I'm back.
It has been a while since I last posted news of the old. I lost the plot when a newspaper I once worked for asked me to resume a Washington column before the 2024 US election. I couldn’t resist a return to writing about the new. The thrill wore off pretty quickly, though. Paying attention put me in a permanent rage. All I was doing was ranting which served no useful purpose and wasn’t worth the paper’s limited coin. So three months into the Golden Age I called it quits.
Sloth, a tendency to be easily distracted and a horrible habit of doomscrolling hindered my return to the old. A newly acquired addiction to solitary walks in the woods, cold turkey for doomscrolling, also had something to do with it. But now, at the start of a new year, here I am again with my great aunt Margery and other tales from the family and other attics.
Thank you all who flatteringly pledged to support News of the Old with a subscription. By my protracted absence, I have forfeited the right ever to call in your pledges. I shall instead be putting out a busker’s hat.
A new installment of Margery’s adventures should be landing in inboxes shortly after this post. This link will take you to all the Margery chapters I have posted so far. Here is a draft of the introduction to the book I am working on.
I never met my great aunt Margery but she has been in my life from almost the moment she died in the summer of 1965. I was 9. She was 77 and had been living in the Soviet Union since 1922. In the twilight of her life she showed signs of wanting to come home. My father went to investigate. He was Washington correspondent for a London newspaper at the time and convinced his editors that the story of his father’s eccentric sister, though way off his beat, would interest readers. He came back with a memorable tale but meant to do it fuller justice with a book when he retired. He didn’t get there, leaving the job to me. I have put it off long enough.

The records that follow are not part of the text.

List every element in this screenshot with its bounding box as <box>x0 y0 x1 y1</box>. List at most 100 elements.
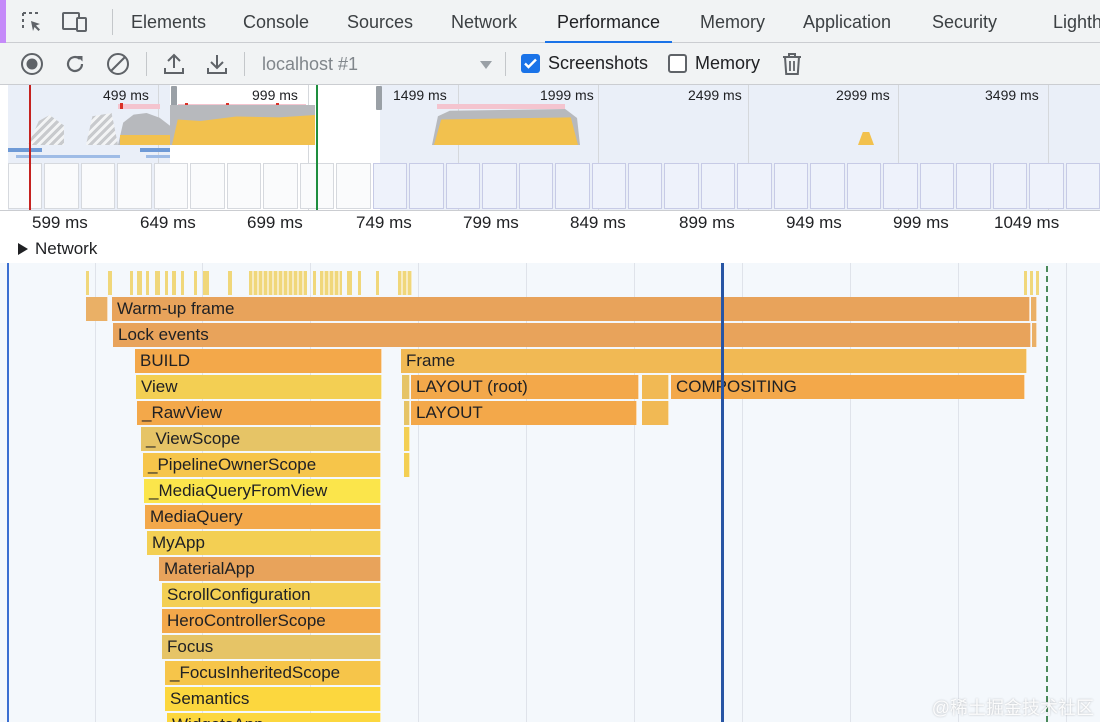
flame-event-stack[interactable]: _FocusInheritedScope <box>165 661 381 685</box>
overview-screenshot-strip[interactable] <box>8 163 1100 209</box>
flame-event-stack[interactable]: WidgetsApp <box>167 713 381 722</box>
screenshot-thumbnail[interactable] <box>8 163 43 209</box>
flame-event-frame[interactable]: Frame <box>401 349 1027 373</box>
flame-event[interactable] <box>404 401 410 425</box>
screenshot-thumbnail[interactable] <box>737 163 772 209</box>
record-button[interactable] <box>18 50 46 78</box>
screenshot-thumbnail[interactable] <box>409 163 444 209</box>
inspect-element-icon[interactable] <box>18 8 46 36</box>
screenshot-thumbnail[interactable] <box>153 163 189 209</box>
screenshot-thumbnail[interactable] <box>44 163 79 209</box>
flame-event[interactable] <box>86 297 108 321</box>
screenshot-thumbnail[interactable] <box>1065 163 1100 209</box>
screenshot-thumbnail[interactable] <box>518 163 554 209</box>
network-track-header[interactable]: Network <box>0 234 1100 263</box>
flame-event-stack[interactable]: ScrollConfiguration <box>162 583 381 607</box>
flame-event-compositing[interactable]: COMPOSITING <box>671 375 1025 399</box>
screenshot-thumbnail[interactable] <box>883 163 918 209</box>
screenshot-thumbnail[interactable] <box>555 163 590 209</box>
tab-console[interactable]: Console <box>243 12 310 32</box>
flame-event-stack[interactable]: MyApp <box>147 531 381 555</box>
event-tick <box>203 271 209 295</box>
garbage-collect-button[interactable] <box>778 50 806 78</box>
screenshot-thumbnail[interactable] <box>956 163 991 209</box>
screenshot-thumbnail[interactable] <box>263 163 298 209</box>
device-toolbar-icon[interactable] <box>61 8 89 36</box>
screenshot-thumbnail[interactable] <box>810 163 845 209</box>
clear-button[interactable] <box>104 50 132 78</box>
screenshot-thumbnail[interactable] <box>445 163 481 209</box>
overview-range-handle-right[interactable] <box>376 86 382 110</box>
screenshot-thumbnail[interactable] <box>773 163 809 209</box>
screenshot-thumbnail[interactable] <box>117 163 152 209</box>
screenshot-thumbnail[interactable] <box>372 163 408 209</box>
flame-event-stack[interactable]: Semantics <box>165 687 381 711</box>
tab-security[interactable]: Security <box>932 12 998 32</box>
flame-event-stack[interactable]: _ViewScope <box>141 427 381 451</box>
tab-performance[interactable]: Performance <box>544 0 673 44</box>
tab-sources[interactable]: Sources <box>347 12 414 32</box>
screenshot-thumbnail[interactable] <box>627 163 663 209</box>
tab-memory[interactable]: Memory <box>700 12 766 32</box>
performance-toolbar: localhost #1 Screenshots Memory <box>0 43 1100 85</box>
screenshot-thumbnail[interactable] <box>919 163 955 209</box>
flame-event-stack[interactable]: _RawView <box>137 401 381 425</box>
screenshot-thumbnail[interactable] <box>336 163 371 209</box>
screenshot-thumbnail[interactable] <box>591 163 626 209</box>
flame-event-stack[interactable]: Focus <box>162 635 381 659</box>
screenshot-thumbnail[interactable] <box>482 163 517 209</box>
timeline-overview[interactable]: 499 ms 999 ms 1499 ms 1999 ms 2499 ms 29… <box>0 85 1100 210</box>
screenshot-thumbnail[interactable] <box>992 163 1028 209</box>
screenshot-thumbnail[interactable] <box>190 163 225 209</box>
screenshot-thumbnail[interactable] <box>226 163 262 209</box>
flame-event[interactable] <box>642 375 669 399</box>
flame-event-stack[interactable]: HeroControllerScope <box>162 609 381 633</box>
flame-event[interactable] <box>404 427 410 451</box>
screenshots-checkbox[interactable] <box>521 54 540 73</box>
screenshot-thumbnail[interactable] <box>1029 163 1064 209</box>
overview-range-handle-left[interactable] <box>171 86 177 110</box>
screenshots-label[interactable]: Screenshots <box>548 53 649 73</box>
load-profile-button[interactable] <box>160 50 188 78</box>
screenshot-thumbnail[interactable] <box>700 163 736 209</box>
flame-event-stack[interactable]: View <box>136 375 382 399</box>
flame-event-layout-root[interactable]: LAYOUT (root) <box>411 375 639 399</box>
expand-triangle-icon[interactable] <box>18 243 28 255</box>
flame-gridline <box>850 263 851 722</box>
flame-event-warmup-frame[interactable]: Warm-up frame <box>112 297 1030 321</box>
screenshot-thumbnail[interactable] <box>846 163 882 209</box>
tab-network[interactable]: Network <box>451 12 518 32</box>
clear-icon <box>107 53 129 75</box>
screenshot-thumbnail[interactable] <box>80 163 116 209</box>
flame-event-stack[interactable]: MaterialApp <box>159 557 381 581</box>
event-tick <box>155 271 160 295</box>
target-select[interactable]: localhost #1 <box>252 51 496 77</box>
reload-record-button[interactable] <box>61 50 89 78</box>
overview-gridline <box>1048 85 1049 210</box>
flame-event-lock-events[interactable]: Lock events <box>113 323 1031 347</box>
flame-event-stack[interactable]: _PipelineOwnerScope <box>143 453 381 477</box>
memory-label[interactable]: Memory <box>695 53 761 73</box>
devtools-tabbar: Elements Console Sources Network Perform… <box>0 0 1100 44</box>
flame-event[interactable] <box>404 453 410 477</box>
flame-event[interactable] <box>1031 297 1037 321</box>
flame-event-layout[interactable]: LAYOUT <box>411 401 637 425</box>
flame-event[interactable] <box>402 375 410 399</box>
reload-icon <box>66 55 84 73</box>
tab-application[interactable]: Application <box>803 12 892 32</box>
save-profile-button[interactable] <box>203 50 231 78</box>
flame-event-stack[interactable]: _MediaQueryFromView <box>144 479 381 503</box>
flame-event-stack[interactable]: MediaQuery <box>145 505 381 529</box>
flame-event[interactable] <box>642 401 669 425</box>
memory-checkbox[interactable] <box>668 54 687 73</box>
event-tick <box>1024 271 1027 295</box>
tab-elements[interactable]: Elements <box>131 12 207 32</box>
ruler-tick: 749 ms <box>356 213 412 232</box>
upload-icon <box>164 53 184 74</box>
screenshot-thumbnail[interactable] <box>664 163 699 209</box>
flame-event[interactable] <box>1032 323 1037 347</box>
flame-event-build[interactable]: BUILD <box>135 349 382 373</box>
event-strip <box>0 271 1100 295</box>
tab-lighthouse[interactable]: Lighth <box>1053 12 1100 32</box>
ruler-tick: 949 ms <box>786 213 842 232</box>
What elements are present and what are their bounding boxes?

A clergyman’s daughter, Margery was liberated by the First World War. Until then she had been, in the parlance of the time, a “surplus woman”. The family thought Canada might be the answer. It wasn’t. She came home and landed a spot an as an orderly with a volunteer British medical unit in Serbia. That adventure ended with her capture. Repatriated, she signed on to help victims of the Armenian genocide. When the Turks threatened to overrun her hospital, she joined a Quaker mission caring for refugees and POW’s in Russia. The October 1917 revolution found her somewhere east of the Volga. She hoped to stay in Russia but was forcibly repatriated in 1919 after falling into the hands of counter-revolutionaries. Back in England, she wrote a short book in praise of the Bolsheviks which HG Wells liked well enough to cite in a footnote. The authorities took a more jaundiced view. She went next to Poland to join another Quaker mission but was asked to leave for preaching her new gospel a little too ardently, endangering the mission’s official welcome. Home once more, she remained determined to get back to Russia but had trouble renewing her passport. In the interim she earned a midwifing certificate in London’s slums and joined the Communist Party. She made it back to Russia in 1922, this time as a freelance relief worker and never left. Difficult years followed, as you will read, but she never lost her guileless faith in Soviet socialism.
She bewildered a lot of people, not least that side of the family — the Guinness clan of beer and banking fame — to whose class she became an unabashed traitor, but the tears shed over her coffin, a gimcrack cardboard thing that would have pleased her mightily, betokened real sorrow on the part of friends and neighbors in Simferopol, the Crimean town that was her home after World War II. She was raised in the Anglican communion and knew her Trinity Sunday from her Advent, but her goodness was robustly God-less, her Jesus real but thoroughly mortal. The closest thing to His reincarnation, as she saw it, was the birth of one Vladimir Ilyich Lenin.
She never left the workers’ paradise after 1922, but did stay in touch. She was fond of her mother, even more so of her father, and wrote as often as she could. Her father recorded his daughter’s adventures in what came to be known in the family as The Margery Book, starting with her departure for Canada in 1913 and ending with his death in 1928. Her mother saved her letters thereafter, stuffing them looseleaf into a notebook in more of less chronological order until the early thirties. After that we have to rely on third party accounts until 1944 when Margaret writes home to reassure the family that she has survived — just — the Nazi occupation. From then until her death, she wrote quite frequently to my grandfather, her younger brother. He passed the letters to his son.
Over time, The Margery Book, loose letters and sundry other bit ands pieces found their way into a box which has followed me around waiting to be turned into, well, A Margery Book. Here it is.




I like her secular take on JC. I spent a long New Years break listening to the Nietzsche podcast. Here’s to us free spirits!
actually, he is collecting new material at the moment, but must wait in line til I finish an academic essay on Flann O'Brien. And some other tasks to bring me into the 21st c. Am hoping to follow your example and return to these stacks sooner.